The East Germany national under-21 team served as the link between the East Germany national under-18 team (Juniorenauswahl) and the East Germany national senior team. The team operated with the neutral name "Next Generation Selection" (Nachwuchsauswahl) and the age restriction was not always constant. Only from 1972 to 1976, when an under-23 team and an under-21 team played in parallel, existed a more specific distinction between the under-21 team and the under-23 team. Following the realignment of UEFA's youth competitions in 1976, a distinct East Germany under-21 team was formed.

The team played until the re-unification of Germany in 1990, when East Germany ceased to be a separate country. Before re-unification, the East Germany national under-21 football team was a little bit more successful than its Western counterpart in the UEFA Under-23 Championships and the UEFA Under-21 Championships, finishing runner-up on three occasions. The West Germany national under-21 team finished runner-up once and reached the quarter-finals twice. The East Germany national under-21 football team failed to qualify seven times, while the West Germany national under-21 football team failed to qualify four times and didn't enter on three occasions.

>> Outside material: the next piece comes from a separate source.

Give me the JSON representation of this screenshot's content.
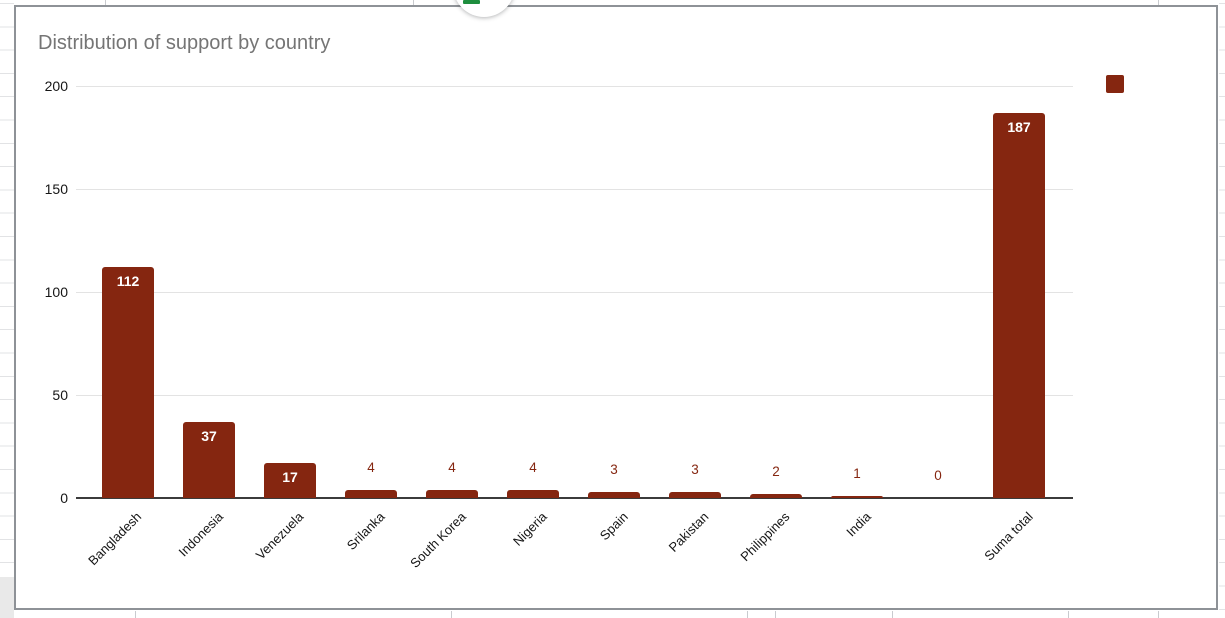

The East Germany under-21 national football team played over 275 official international matches against youth teams from other football associations between 1953 and 1989 - 112 matches as an under-23 team and 164 matches as an under-21 team. From 1978 until 1991, the trainer of the team was Walter Fritzsch.

The team competed in the UEFA European Under-21 Championship. Since the under-21 competition rules state that players must be 21 or under at the start of a two-year competition, technically it is an under-23 competition. East Germany's record for the preceding under-23 competitions is also shown.

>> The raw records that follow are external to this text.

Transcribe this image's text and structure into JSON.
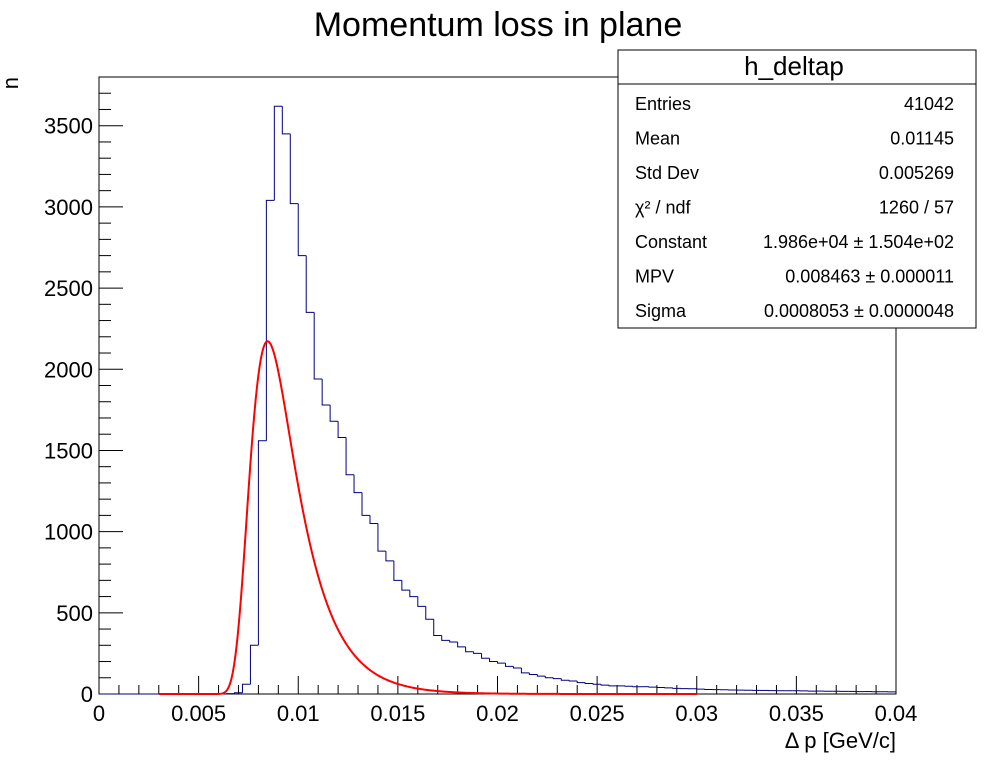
{
  "chart_data": {
    "type": "bar",
    "title": "Momentum loss in plane",
    "xlabel": "Δ p [GeV/c]",
    "ylabel": "n",
    "xlim": [
      0,
      0.04
    ],
    "ylim": [
      0,
      3800
    ],
    "x_ticks": [
      "0",
      "0.005",
      "0.01",
      "0.015",
      "0.02",
      "0.025",
      "0.03",
      "0.035",
      "0.04"
    ],
    "y_ticks": [
      "0",
      "500",
      "1000",
      "1500",
      "2000",
      "2500",
      "3000",
      "3500"
    ],
    "grid": false,
    "histogram": {
      "name": "h_deltap",
      "color": "#000080",
      "bin_width": 0.0004,
      "start": 0.0,
      "counts": [
        0,
        0,
        0,
        0,
        0,
        0,
        0,
        0,
        0,
        0,
        0,
        0,
        0,
        0,
        0,
        0,
        2,
        8,
        60,
        300,
        1560,
        3040,
        3620,
        3450,
        3020,
        2700,
        2350,
        1940,
        1780,
        1680,
        1580,
        1350,
        1240,
        1100,
        1050,
        880,
        820,
        700,
        640,
        600,
        540,
        460,
        360,
        330,
        320,
        290,
        260,
        250,
        220,
        200,
        190,
        170,
        160,
        130,
        120,
        110,
        100,
        95,
        85,
        80,
        70,
        65,
        60,
        55,
        50,
        50,
        48,
        45,
        45,
        42,
        40,
        38,
        35,
        33,
        32,
        30,
        28,
        27,
        26,
        25,
        24,
        23,
        22,
        22,
        21,
        20,
        20,
        20,
        19,
        18,
        18,
        17,
        17,
        16,
        16,
        15,
        15,
        14,
        14,
        13
      ]
    },
    "fit": {
      "name": "landau",
      "color": "#ff0000",
      "x_range": [
        0.003,
        0.03
      ],
      "constant": 19860,
      "mpv": 0.008463,
      "sigma": 0.0008053
    },
    "stats_box": {
      "title": "h_deltap",
      "rows": [
        {
          "label": "Entries",
          "value": "41042"
        },
        {
          "label": "Mean",
          "value": "0.01145"
        },
        {
          "label": "Std Dev",
          "value": "0.005269"
        },
        {
          "label": "χ² / ndf",
          "value": "1260 / 57"
        },
        {
          "label": "Constant",
          "value": "1.986e+04  ± 1.504e+02"
        },
        {
          "label": "MPV",
          "value": "0.008463  ± 0.000011"
        },
        {
          "label": "Sigma",
          "value": "0.0008053  ± 0.0000048"
        }
      ]
    },
    "legend_position": "top-right"
  }
}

== UEFA U-23 Championship Record ==
- 1972: Did not qualify. Finished 3rd of 3 in qualification group.
- 1974: Runners-up.
- 1976: Did not qualify. Finished 2nd of 3 in qualification group.

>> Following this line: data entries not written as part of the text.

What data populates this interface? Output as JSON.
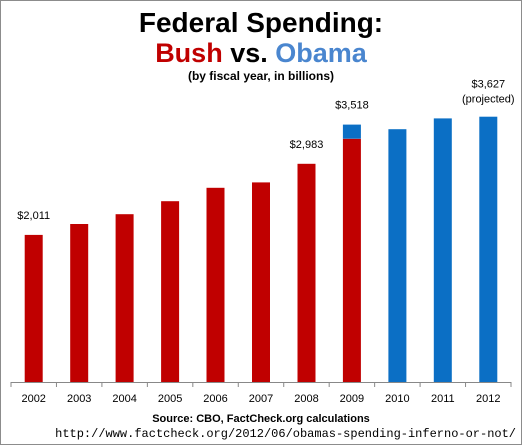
{
  "header": {
    "title_line1": "Federal Spending:",
    "bush": "Bush",
    "vs": "vs.",
    "obama": "Obama",
    "subtitle": "(by fiscal year, in billions)"
  },
  "footer": {
    "source": "Source: CBO, FactCheck.org  calculations",
    "url": "http://www.factcheck.org/2012/06/obamas-spending-inferno-or-not/"
  },
  "colors": {
    "bush": "#c00000",
    "obama": "#0b6fc5"
  },
  "chart_data": {
    "type": "bar",
    "title": "Federal Spending: Bush vs. Obama",
    "subtitle": "(by fiscal year, in billions)",
    "categories": [
      "2002",
      "2003",
      "2004",
      "2005",
      "2006",
      "2007",
      "2008",
      "2009",
      "2010",
      "2011",
      "2012"
    ],
    "series": [
      {
        "name": "Bush",
        "values": [
          2011,
          2160,
          2293,
          2472,
          2655,
          2729,
          2983,
          3325,
          0,
          0,
          0
        ]
      },
      {
        "name": "Obama",
        "values": [
          0,
          0,
          0,
          0,
          0,
          0,
          0,
          193,
          3456,
          3603,
          3627
        ]
      }
    ],
    "stacked": true,
    "ylim": [
      0,
      3800
    ],
    "grid": false,
    "annotations": [
      {
        "category": "2002",
        "text": "$2,011"
      },
      {
        "category": "2008",
        "text": "$2,983"
      },
      {
        "category": "2009",
        "text": "$3,518"
      },
      {
        "category": "2012",
        "text": "$3,627",
        "note": "(projected)"
      }
    ]
  }
}
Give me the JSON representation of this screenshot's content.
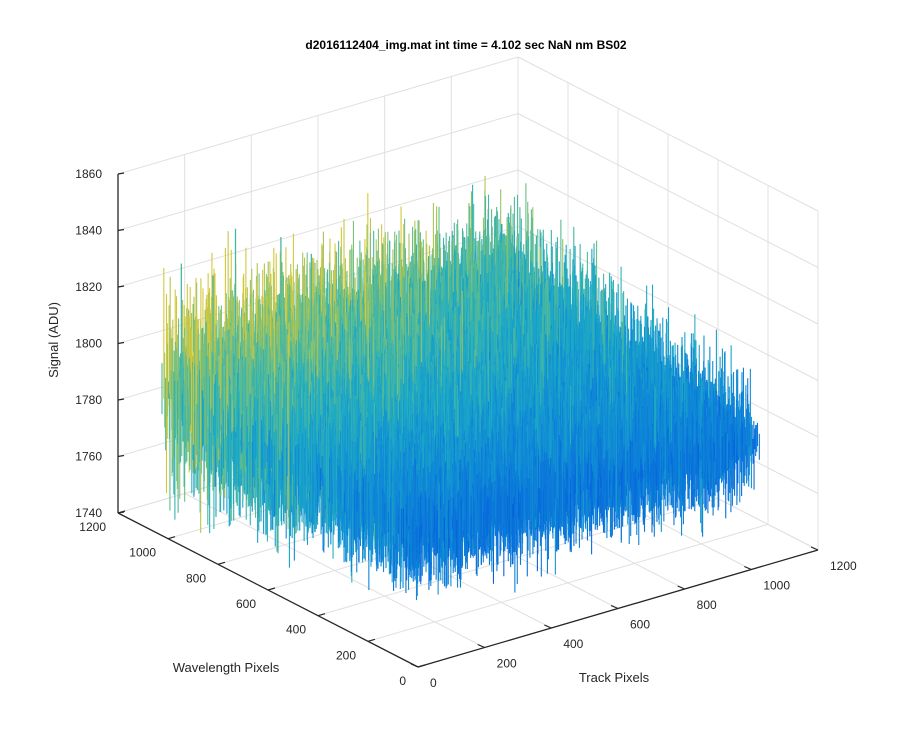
{
  "chart_data": {
    "type": "surface",
    "title": "d2016112404_img.mat int time = 4.102 sec  NaN nm BS02",
    "xlabel": "Track Pixels",
    "ylabel": "Wavelength Pixels",
    "zlabel": "Signal (ADU)",
    "xlim": [
      0,
      1200
    ],
    "ylim": [
      0,
      1200
    ],
    "zlim": [
      1740,
      1860
    ],
    "xticks": [
      "0",
      "200",
      "400",
      "600",
      "800",
      "1000",
      "1200"
    ],
    "yticks": [
      "0",
      "200",
      "400",
      "600",
      "800",
      "1000",
      "1200"
    ],
    "zticks": [
      "1740",
      "1760",
      "1780",
      "1800",
      "1820",
      "1840",
      "1860"
    ],
    "grid": true,
    "colormap": "parula",
    "data_extent": {
      "x": [
        0,
        1024
      ],
      "y": [
        0,
        1024
      ]
    },
    "signal_mean": 1787,
    "signal_range": [
      1748,
      1842
    ],
    "colors": {
      "low": "#0a72de",
      "mid": "#1fa5c9",
      "high": "#c9c83a",
      "axis": "#262626",
      "grid": "#e0e0e0"
    }
  }
}
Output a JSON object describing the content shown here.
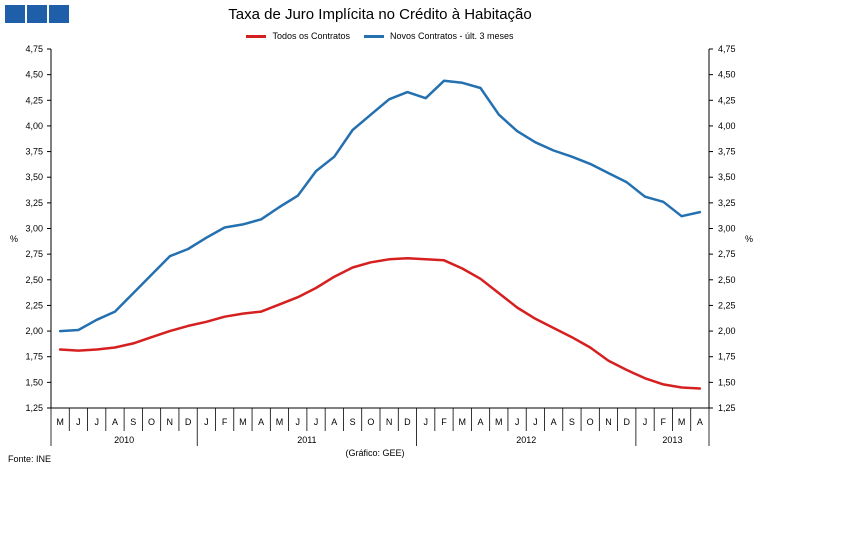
{
  "chart_data": {
    "type": "line",
    "title": "Taxa de Juro Implícita no Crédito à Habitação",
    "ylabel_left": "%",
    "ylabel_right": "%",
    "ylim": [
      1.25,
      4.75
    ],
    "yticks": [
      "1,25",
      "1,50",
      "1,75",
      "2,00",
      "2,25",
      "2,50",
      "2,75",
      "3,00",
      "3,25",
      "3,50",
      "3,75",
      "4,00",
      "4,25",
      "4,50",
      "4,75"
    ],
    "months": [
      "M",
      "J",
      "J",
      "A",
      "S",
      "O",
      "N",
      "D",
      "J",
      "F",
      "M",
      "A",
      "M",
      "J",
      "J",
      "A",
      "S",
      "O",
      "N",
      "D",
      "J",
      "F",
      "M",
      "A",
      "M",
      "J",
      "J",
      "A",
      "S",
      "O",
      "N",
      "D",
      "J",
      "F",
      "M",
      "A"
    ],
    "years": [
      {
        "label": "2010",
        "start": 0,
        "end": 8
      },
      {
        "label": "2011",
        "start": 8,
        "end": 20
      },
      {
        "label": "2012",
        "start": 20,
        "end": 32
      },
      {
        "label": "2013",
        "start": 32,
        "end": 36
      }
    ],
    "series": [
      {
        "name": "Todos os Contratos",
        "color": "#d62020",
        "values": [
          1.82,
          1.81,
          1.82,
          1.84,
          1.88,
          1.94,
          2.0,
          2.05,
          2.09,
          2.14,
          2.17,
          2.19,
          2.26,
          2.33,
          2.42,
          2.53,
          2.62,
          2.67,
          2.7,
          2.71,
          2.7,
          2.69,
          2.61,
          2.51,
          2.37,
          2.23,
          2.12,
          2.03,
          1.94,
          1.84,
          1.71,
          1.62,
          1.54,
          1.48,
          1.45,
          1.44
        ]
      },
      {
        "name": "Novos Contratos - últ. 3 meses",
        "color": "#2470b0",
        "values": [
          2.0,
          2.01,
          2.11,
          2.19,
          2.37,
          2.55,
          2.73,
          2.8,
          2.91,
          3.01,
          3.04,
          3.09,
          3.21,
          3.32,
          3.56,
          3.7,
          3.96,
          4.11,
          4.26,
          4.33,
          4.27,
          4.44,
          4.42,
          4.37,
          4.11,
          3.95,
          3.84,
          3.76,
          3.7,
          3.63,
          3.54,
          3.45,
          3.31,
          3.26,
          3.12,
          3.16
        ]
      }
    ]
  },
  "legend": {
    "series1_label": "Todos os Contratos",
    "series2_label": "Novos Contratos - últ. 3 meses"
  },
  "footer": {
    "source": "Fonte: INE",
    "credit": "(Gráfico: GEE)"
  }
}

== UEFA U-21 Championship Record ==
- 1978: Runners-up.
- 1980: Runners-up.
- 1982: Did not qualify. Finished 3rd of 3 in qualification group.
- 1984: Did not qualify. Finished 2nd of 4 in qualification group.
- 1986: Did not qualify. Finished 3rd of 4 in qualification group.
- 1988: Did not qualify. Finished 2nd of 4 in qualification group.
- 1990: Did not qualify. Finished 2nd of 4 in qualification group.